Economist Cameron Bagrie on Wednesday said the response needs to be "microeconomic-based" and not built around a "massive spend-up".

"The temptation is going to be 'think big' as opposed to small and throw money around like confetti," he said.

"I'm going to be looking at whether we can turbo-charge what I call those 'small things'. Small things are things that we overlook but they're pretty critical."

In her speech on Wednesday, Prime Minister Ardern said around the world unemployment would rise "significantly", businesses would close and government revenue will decline.

Jacinda Ardern.
Jacinda Ardern. Photo credit: Getty.

She said Budget 2020 will not be "business as usual", but a "tailored solution to a unique situation".

"Our plan is to invest. By investing we will create jobs and get the economy moving again. Just as a rising tide lifts all boats, a growing economy supports us all – and allows us to bring the Government books back into the black," she said. 

"This is not the work of just one budget.
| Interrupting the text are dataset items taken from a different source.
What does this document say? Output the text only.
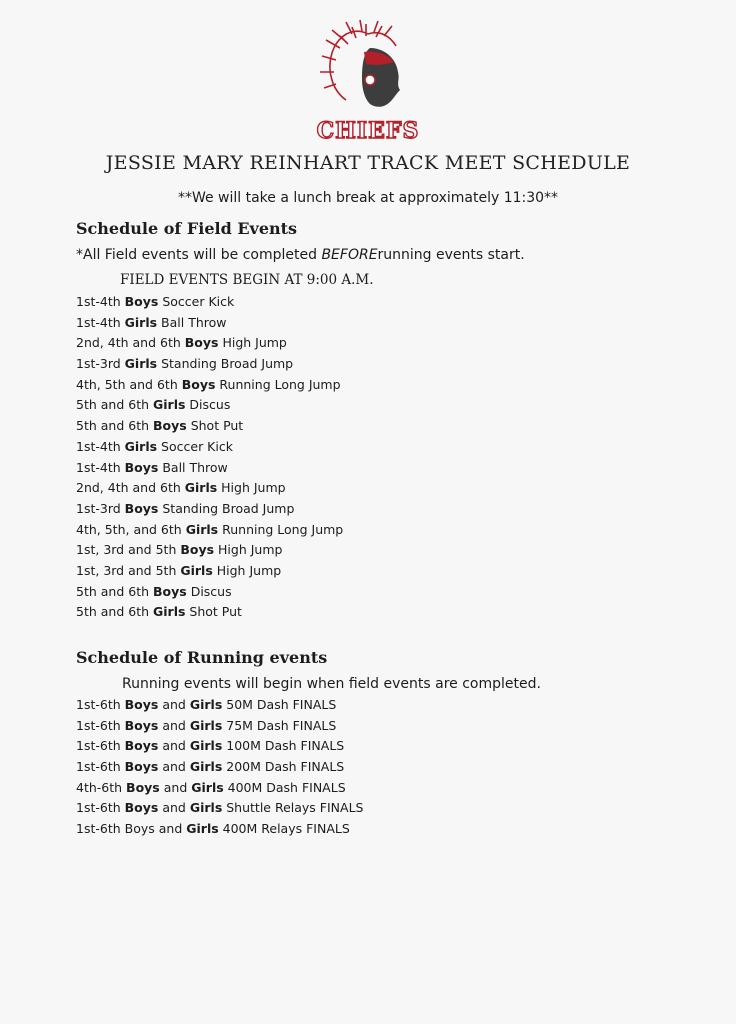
CHIEFS
JESSIE MARY REINHART TRACK MEET SCHEDULE
**We will take a lunch break at approximately 11:30**
Schedule of Field Events
*All Field events will be completed BEFORErunning events start.
FIELD EVENTS BEGIN AT 9:00 A.M.
1st-4th Boys Soccer Kick
1st-4th Girls Ball Throw
2nd, 4th and 6th Boys High Jump
1st-3rd Girls Standing Broad Jump
4th, 5th and 6th Boys Running Long Jump
5th and 6th Girls Discus
5th and 6th Boys Shot Put
1st-4th Girls Soccer Kick
1st-4th Boys Ball Throw
2nd, 4th and 6th Girls High Jump
1st-3rd Boys Standing Broad Jump
4th, 5th, and 6th Girls Running Long Jump
1st, 3rd and 5th Boys High Jump
1st, 3rd and 5th Girls High Jump
5th and 6th Boys Discus
5th and 6th Girls Shot Put
Schedule of Running events
Running events will begin when field events are completed.
1st-6th Boys and Girls 50M Dash FINALS
1st-6th Boys and Girls 75M Dash FINALS
1st-6th Boys and Girls 100M Dash FINALS
1st-6th Boys and Girls 200M Dash FINALS
4th-6th Boys and Girls 400M Dash FINALS
1st-6th Boys and Girls Shuttle Relays FINALS
1st-6th Boys and Girls 400M Relays FINALS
It will require relentless focus on growth and jobs, and not growth for growth sakes - but in a way that acknowledges we have challenges to our environment, to our wellbeing, that we can also use this time to also help resolve."

She praised many of the initiatives the Government has already introduced to cushion the COVID-19 economic blow, especially the wage subsidy programme which has paid out more than $10 billion.

A number of pre-Budget announcements have already been made, including a $3.9 billion investment in District Health Boards, money for family violence services, additional funding for Pharmac, and a pay increase for early childhood teachers.